My PC
I’ve been thinking a lot about my PC lately. Since the new iMac G5 came out I’ve been eying them closely. I think that I’m officially a switcher now. I’ve been using Linux for many years now. I’m considered a Guru by almost everybody I know. Linux makes an ok desktop for someone like me, but even for Mike some things about it are prohibitavely complex. I hooked him up with an intellimouse yesterday and I had to set up the scrollwheel for him. For Lonny, I’ve had to do just about everything for him. Simply installing the drivers for his printer and network card are such a complex task each one took me days of research to find the bugs and work them out. This isn’t to say that Linux hasn’t matured. Certainly it has. And I know that none of these problems are problems with Linux. They’re problems with vendor hardware support, X11, CUPS, KDE and GNOME. Linux has matured a great deal while I’ve been using it. These other projects have not.

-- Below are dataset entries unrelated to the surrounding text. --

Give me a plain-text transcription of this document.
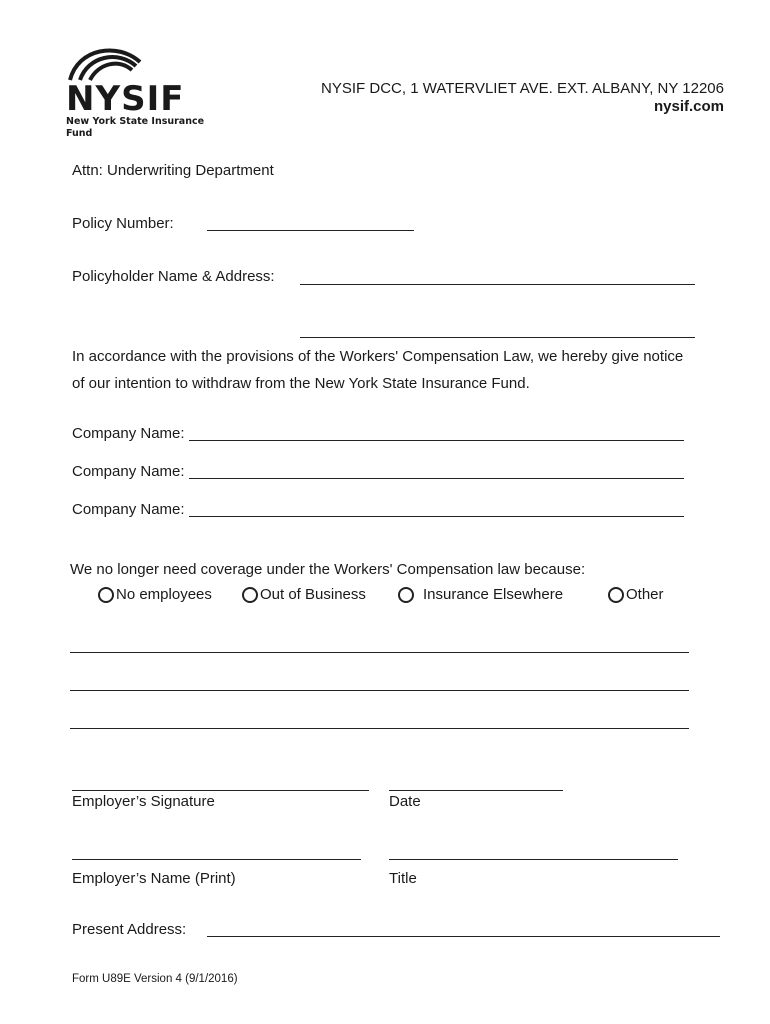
NYSIF
New York State Insurance Fund
NYSIF DCC, 1 WATERVLIET AVE. EXT. ALBANY, NY 12206
nysif.com
Attn: Underwriting Department
Policy Number:
Policyholder Name & Address:
In accordance with the provisions of the Workers' Compensation Law, we hereby give notice
of our intention to withdraw from the New York State Insurance Fund.
Company Name:
Company Name:
Company Name:
We no longer need coverage under the Workers' Compensation law because:
No employees	Out of Business	Insurance Elsewhere	Other
Employer’s Signature	Date
Employer’s Name (Print)	Title
Present Address:
Form U89E Version 4 (9/1/2016)
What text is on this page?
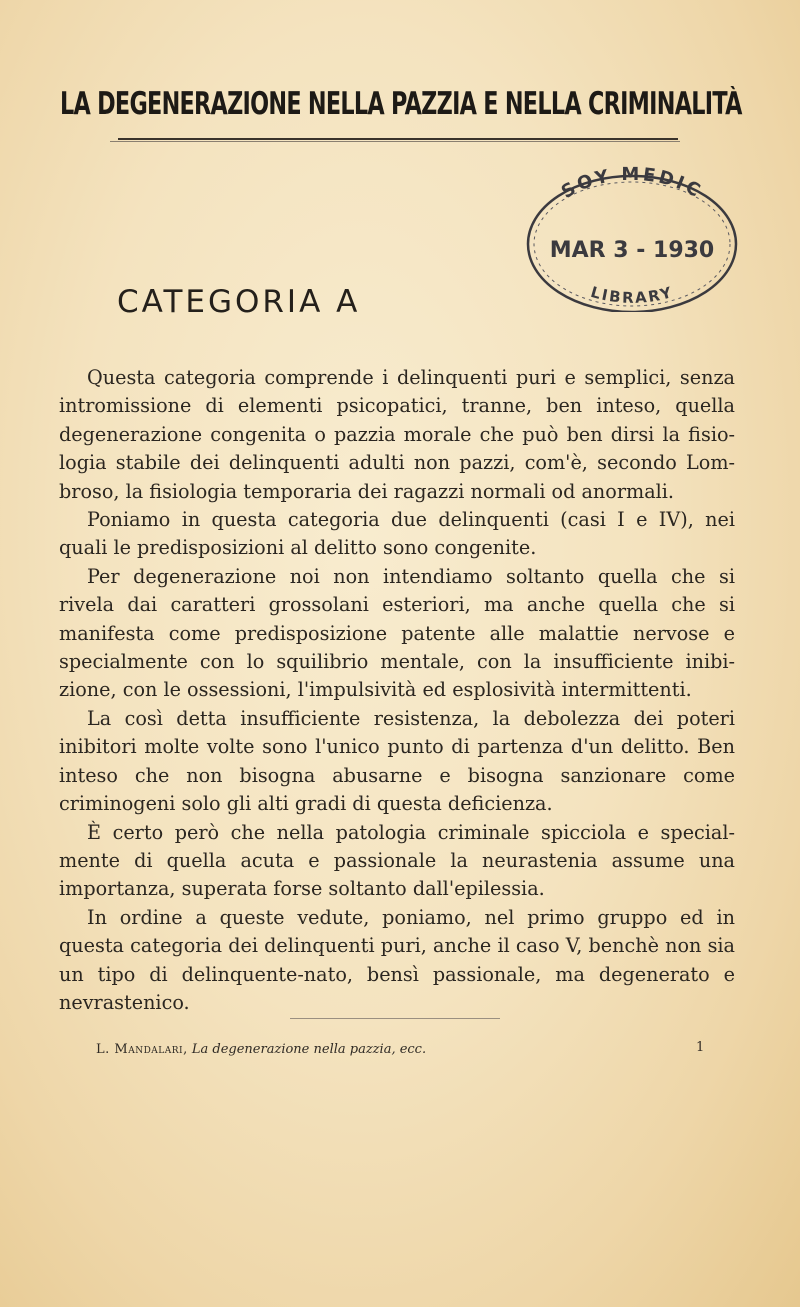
LA DEGENERAZIONE NELLA PAZZIA E NELLA CRIMINALITÀ
SOY MEDIC
MAR 3 - 1930
LIBRARY
CATEGORIA A

Questa categoria comprende i delinquenti puri e semplici, senza intromissione di elementi psicopatici, tranne, ben inteso, quella degenerazione congenita o pazzia morale che può ben dirsi la fisio-logia stabile dei delinquenti adulti non pazzi, com'è, secondo Lom-broso, la fisiologia temporaria dei ragazzi normali od anormali.

Poniamo in questa categoria due delinquenti (casi I e IV), nei quali le predisposizioni al delitto sono congenite.

Per degenerazione noi non intendiamo soltanto quella che si rivela dai caratteri grossolani esteriori, ma anche quella che si manifesta come predisposizione patente alle malattie nervose e specialmente con lo squilibrio mentale, con la insufficiente inibi-zione, con le ossessioni, l'impulsività ed esplosività intermittenti.

La così detta insufficiente resistenza, la debolezza dei poteri inibitori molte volte sono l'unico punto di partenza d'un delitto. Ben inteso che non bisogna abusarne e bisogna sanzionare come criminogeni solo gli alti gradi di questa deficienza.

È certo però che nella patologia criminale spicciola e special-mente di quella acuta e passionale la neurastenia assume una importanza, superata forse soltanto dall'epilessia.

In ordine a queste vedute, poniamo, nel primo gruppo ed in questa categoria dei delinquenti puri, anche il caso V, benchè non sia un tipo di delinquente-nato, bensì passionale, ma degenerato e nevrastenico.

L. Mandalari, La degenerazione nella pazzia, ecc.	1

Linux has not recieved the vendor hardware support that everyone’s been promising. Setting up hardware sensors all but impossible and breaks with every revision of the Linux kernel, even on hardware purchased from IBM, the biggest supporter of Linux. Although Mac OS X uses CUPS and HP is behind it, you still can’t get printers or printer drivers set up very easy unless it’s a PostScript printer. The only advancement I’ve seen in X in the past 5 years is letting non-root users access video acceleration. Welcome to 1995 gentlemen. Both KDE and GNOME have made huge advancements since I first used them, but the programs are still bloated and crash prone. Now it’s nice that I don’t have to reboot just because Nautilus eats it, but I’ve seen programs that reliably crash just by selecting text, and it remains that way for months. The GTK and QT toolkits are clunky and ackward. The focus of objects is irregular. In iTunes if I hit the space bar no matter what I’m doing it will toggle play/pause. In RhythmBox the player controls have to have the keyboard focus or nothing (or something undesirable) will happen. Neither GNOME nor KDE are getting any better. I used to think they’ll be ready for primetime, ready for Granny “once they fix this and that”. Years have past and those things still aren’t fixed. Meanwhile I learn to live with those deficiencies as new ones get added. And let’s not even think about trying to get 3d acceleration working, or listening to streaming media with RealPlayer.
Let’s just get this out in the open. X makes an embarrasing desktop no matter what you’re running on it. The reason I’ve put up with the crappy desktop that runs on Linux is for the Linux that lives underneath. It really is all about UNIX. It’s not about free software. And now that there’s an easy to use desktop with the UNIX I love underneath, what need is there to run Linux on my desktop?
Ok, enough ranting about my disappointment with Linux lately. I’ve been using Mac OS X for 5 months now. The state of the art on the desktop lies squarely in the hands of Steve Jobs. These are all the reasons I’ve been thinking about getting rid of my PC (remember, this article is titled “My PC”) and replacing it with an iMac G5. The amazing thing I’ve discovered about my PC is that it’s basically retained it’s value. The CPU retails for about $10 less today than it did a year ago when I bought it. Most every component of the system is considered top of the line (or very close to it) even after a year. So I need somebody to sell my computer to.
That’s what I’ve been thinking about lately.